Being a Student - Part V: Able to Put Things in the Right Perspective

The human soul is like a dove. When it is enslaved by earthly loves, its plumage becomes heavy because of the mud and it cannot fly. But when the mud of earthly affections is removed from its feathers, it recovers its freedom. Using the love of God as one wing and the love of neighbour at the other it begins to fly. It ascends because it loves. (Commentary on the Psalms, 121, 1).

Not everybody who is indulgent with us is our friend, nor is everybody who punishes us our enemy. It is better to love with severity that to deceive gently. (Letter 93, 2, 4).

Do you want to know what class of person you are? Take the test of love. Do you love the things of the earth? You are earth. Do you owe your love to God? Be not afraid in saying it: you are God. (Treatise on the First Letter of John, 2, 2, 14).

Tell me who your friends are, and I will tell you who you are. Like sticks to like, unlike shuns unlike. (Sermon 15, 2, 2)

Moral failure is not the possession of evil things, but rather an act of the will that is evil; that is to say an action is evil not because the things sought are themselves evil, but rather the act itself is evil if it is contrary to the right order of things, or an abandonment of that which is good for something which is less good. For example, avarice is not a fault inherent in gold, but in the one who inordinately loves gold to the detriment of justice, which ought to be held in incomparably higher regard than gold.
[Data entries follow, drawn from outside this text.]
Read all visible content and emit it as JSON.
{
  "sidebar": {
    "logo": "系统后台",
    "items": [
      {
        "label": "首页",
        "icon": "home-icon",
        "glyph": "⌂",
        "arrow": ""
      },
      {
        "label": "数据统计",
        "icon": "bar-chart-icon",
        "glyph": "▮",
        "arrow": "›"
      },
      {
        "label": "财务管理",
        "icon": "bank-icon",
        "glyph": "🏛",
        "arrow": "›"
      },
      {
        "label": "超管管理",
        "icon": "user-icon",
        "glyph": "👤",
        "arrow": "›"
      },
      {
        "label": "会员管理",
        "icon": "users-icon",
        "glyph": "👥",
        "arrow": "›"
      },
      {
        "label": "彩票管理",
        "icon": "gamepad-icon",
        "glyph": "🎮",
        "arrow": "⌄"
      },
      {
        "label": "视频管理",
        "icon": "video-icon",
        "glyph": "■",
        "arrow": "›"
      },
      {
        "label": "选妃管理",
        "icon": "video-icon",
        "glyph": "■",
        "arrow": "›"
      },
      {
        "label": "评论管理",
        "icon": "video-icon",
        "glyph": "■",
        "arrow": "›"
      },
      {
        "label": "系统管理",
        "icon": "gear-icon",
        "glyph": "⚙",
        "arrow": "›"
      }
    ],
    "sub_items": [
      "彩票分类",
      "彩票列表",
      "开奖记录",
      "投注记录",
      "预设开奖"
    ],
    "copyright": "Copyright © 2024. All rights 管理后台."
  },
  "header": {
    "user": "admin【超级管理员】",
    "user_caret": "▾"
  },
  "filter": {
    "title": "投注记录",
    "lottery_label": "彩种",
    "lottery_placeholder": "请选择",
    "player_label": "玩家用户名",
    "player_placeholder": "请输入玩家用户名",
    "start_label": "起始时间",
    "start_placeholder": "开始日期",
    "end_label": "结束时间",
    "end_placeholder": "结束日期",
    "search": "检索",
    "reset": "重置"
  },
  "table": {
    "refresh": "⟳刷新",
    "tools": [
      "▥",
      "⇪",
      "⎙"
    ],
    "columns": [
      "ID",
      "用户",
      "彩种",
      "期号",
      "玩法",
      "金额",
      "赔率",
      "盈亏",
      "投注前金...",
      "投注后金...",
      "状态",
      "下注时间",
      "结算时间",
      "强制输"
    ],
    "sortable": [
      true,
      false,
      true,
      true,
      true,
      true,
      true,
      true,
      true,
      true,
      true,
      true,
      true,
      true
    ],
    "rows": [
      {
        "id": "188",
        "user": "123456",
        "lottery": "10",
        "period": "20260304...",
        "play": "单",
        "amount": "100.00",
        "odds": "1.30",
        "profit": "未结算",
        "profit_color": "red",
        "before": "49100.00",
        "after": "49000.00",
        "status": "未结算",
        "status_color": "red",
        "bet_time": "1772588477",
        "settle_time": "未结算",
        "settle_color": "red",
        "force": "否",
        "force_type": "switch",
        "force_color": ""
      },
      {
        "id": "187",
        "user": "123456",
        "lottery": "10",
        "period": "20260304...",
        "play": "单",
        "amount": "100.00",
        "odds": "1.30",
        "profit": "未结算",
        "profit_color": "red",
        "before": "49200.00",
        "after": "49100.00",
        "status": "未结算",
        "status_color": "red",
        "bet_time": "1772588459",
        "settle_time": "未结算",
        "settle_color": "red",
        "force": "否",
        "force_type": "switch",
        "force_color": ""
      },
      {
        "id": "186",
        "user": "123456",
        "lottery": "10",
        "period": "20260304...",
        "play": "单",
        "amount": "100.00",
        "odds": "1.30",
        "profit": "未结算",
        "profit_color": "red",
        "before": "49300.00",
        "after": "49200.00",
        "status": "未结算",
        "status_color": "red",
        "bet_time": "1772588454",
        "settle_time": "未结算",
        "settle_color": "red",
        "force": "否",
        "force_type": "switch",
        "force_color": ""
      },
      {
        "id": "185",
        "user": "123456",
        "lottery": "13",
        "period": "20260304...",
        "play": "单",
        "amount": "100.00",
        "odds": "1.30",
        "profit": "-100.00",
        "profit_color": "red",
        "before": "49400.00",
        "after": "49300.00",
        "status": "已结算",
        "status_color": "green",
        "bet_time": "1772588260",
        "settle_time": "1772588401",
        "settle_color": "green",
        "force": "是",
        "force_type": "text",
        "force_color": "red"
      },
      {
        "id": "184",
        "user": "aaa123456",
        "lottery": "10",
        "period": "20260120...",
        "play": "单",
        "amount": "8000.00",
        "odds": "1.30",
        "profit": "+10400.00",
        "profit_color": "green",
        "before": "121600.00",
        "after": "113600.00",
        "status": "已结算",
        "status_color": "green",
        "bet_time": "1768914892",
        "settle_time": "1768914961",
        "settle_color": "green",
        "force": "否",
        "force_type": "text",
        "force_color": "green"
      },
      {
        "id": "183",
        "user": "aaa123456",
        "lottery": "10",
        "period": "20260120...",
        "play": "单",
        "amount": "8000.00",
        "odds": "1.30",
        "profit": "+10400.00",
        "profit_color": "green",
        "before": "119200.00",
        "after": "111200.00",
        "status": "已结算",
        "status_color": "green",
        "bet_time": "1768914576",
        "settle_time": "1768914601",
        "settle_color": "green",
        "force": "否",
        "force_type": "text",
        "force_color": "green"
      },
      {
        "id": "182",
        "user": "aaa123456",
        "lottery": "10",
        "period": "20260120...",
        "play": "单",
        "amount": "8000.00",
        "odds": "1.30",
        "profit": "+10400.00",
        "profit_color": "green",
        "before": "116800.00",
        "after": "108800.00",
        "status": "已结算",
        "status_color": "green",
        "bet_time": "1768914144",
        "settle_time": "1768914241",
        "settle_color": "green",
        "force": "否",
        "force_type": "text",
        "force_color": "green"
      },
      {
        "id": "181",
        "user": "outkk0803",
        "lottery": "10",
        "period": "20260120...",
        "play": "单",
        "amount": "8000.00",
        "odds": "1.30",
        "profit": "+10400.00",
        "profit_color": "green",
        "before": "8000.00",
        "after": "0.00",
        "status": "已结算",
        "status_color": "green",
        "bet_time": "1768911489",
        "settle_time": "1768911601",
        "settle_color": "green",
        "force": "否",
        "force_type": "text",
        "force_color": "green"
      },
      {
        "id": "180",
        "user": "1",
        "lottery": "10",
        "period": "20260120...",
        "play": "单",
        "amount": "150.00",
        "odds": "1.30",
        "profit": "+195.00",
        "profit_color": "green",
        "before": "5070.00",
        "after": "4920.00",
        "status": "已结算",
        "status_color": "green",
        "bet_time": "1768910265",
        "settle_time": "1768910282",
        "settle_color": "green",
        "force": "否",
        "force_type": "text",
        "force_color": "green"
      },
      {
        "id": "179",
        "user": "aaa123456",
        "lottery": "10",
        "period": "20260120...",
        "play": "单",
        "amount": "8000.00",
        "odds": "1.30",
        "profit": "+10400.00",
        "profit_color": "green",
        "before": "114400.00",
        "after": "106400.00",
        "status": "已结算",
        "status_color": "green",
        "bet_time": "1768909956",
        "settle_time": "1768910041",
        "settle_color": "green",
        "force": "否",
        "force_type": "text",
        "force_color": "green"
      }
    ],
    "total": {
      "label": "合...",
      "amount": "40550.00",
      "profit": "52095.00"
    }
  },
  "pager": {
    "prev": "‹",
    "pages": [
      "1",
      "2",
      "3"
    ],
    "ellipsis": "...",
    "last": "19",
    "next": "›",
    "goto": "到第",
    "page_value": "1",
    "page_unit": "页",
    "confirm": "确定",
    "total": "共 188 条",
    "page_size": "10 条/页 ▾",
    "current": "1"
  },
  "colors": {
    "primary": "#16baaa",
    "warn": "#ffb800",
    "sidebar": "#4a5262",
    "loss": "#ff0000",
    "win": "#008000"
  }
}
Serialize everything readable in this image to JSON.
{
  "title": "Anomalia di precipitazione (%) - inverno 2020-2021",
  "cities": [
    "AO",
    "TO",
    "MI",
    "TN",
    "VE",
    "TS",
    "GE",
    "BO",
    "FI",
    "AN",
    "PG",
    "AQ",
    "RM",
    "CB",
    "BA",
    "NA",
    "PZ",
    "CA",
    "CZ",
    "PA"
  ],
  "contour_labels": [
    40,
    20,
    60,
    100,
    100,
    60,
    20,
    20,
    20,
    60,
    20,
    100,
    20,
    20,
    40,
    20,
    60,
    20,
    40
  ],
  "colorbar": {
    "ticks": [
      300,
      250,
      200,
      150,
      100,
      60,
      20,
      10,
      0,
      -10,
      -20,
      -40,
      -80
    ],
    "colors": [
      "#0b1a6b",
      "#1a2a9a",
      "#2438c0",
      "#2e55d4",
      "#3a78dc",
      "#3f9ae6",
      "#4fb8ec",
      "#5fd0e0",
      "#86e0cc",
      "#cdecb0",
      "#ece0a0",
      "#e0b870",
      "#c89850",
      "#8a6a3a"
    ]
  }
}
Neither is luxury the fault of lovely and charming objects, but of the heart that inordinately loves sensual pleasures, to the neglect of temperance . . . Nor yet is boasting the fault of human praise, but of the one who is inordinately fond of the applause of others, and that makes light of the voice of conscience. Pride, too, is not the fault of the one who delegates power, nor of power itself, but of the soul that is inordinately enamoured of its own power, and despises the more just dominion of a higher authority. Consequently he who inordinately loves the good which everything possesses, even though he obtain it, himself becomes evil in the good, and wretched and unhappy because he is deprived of a greater good. (The City of God, 12, 8).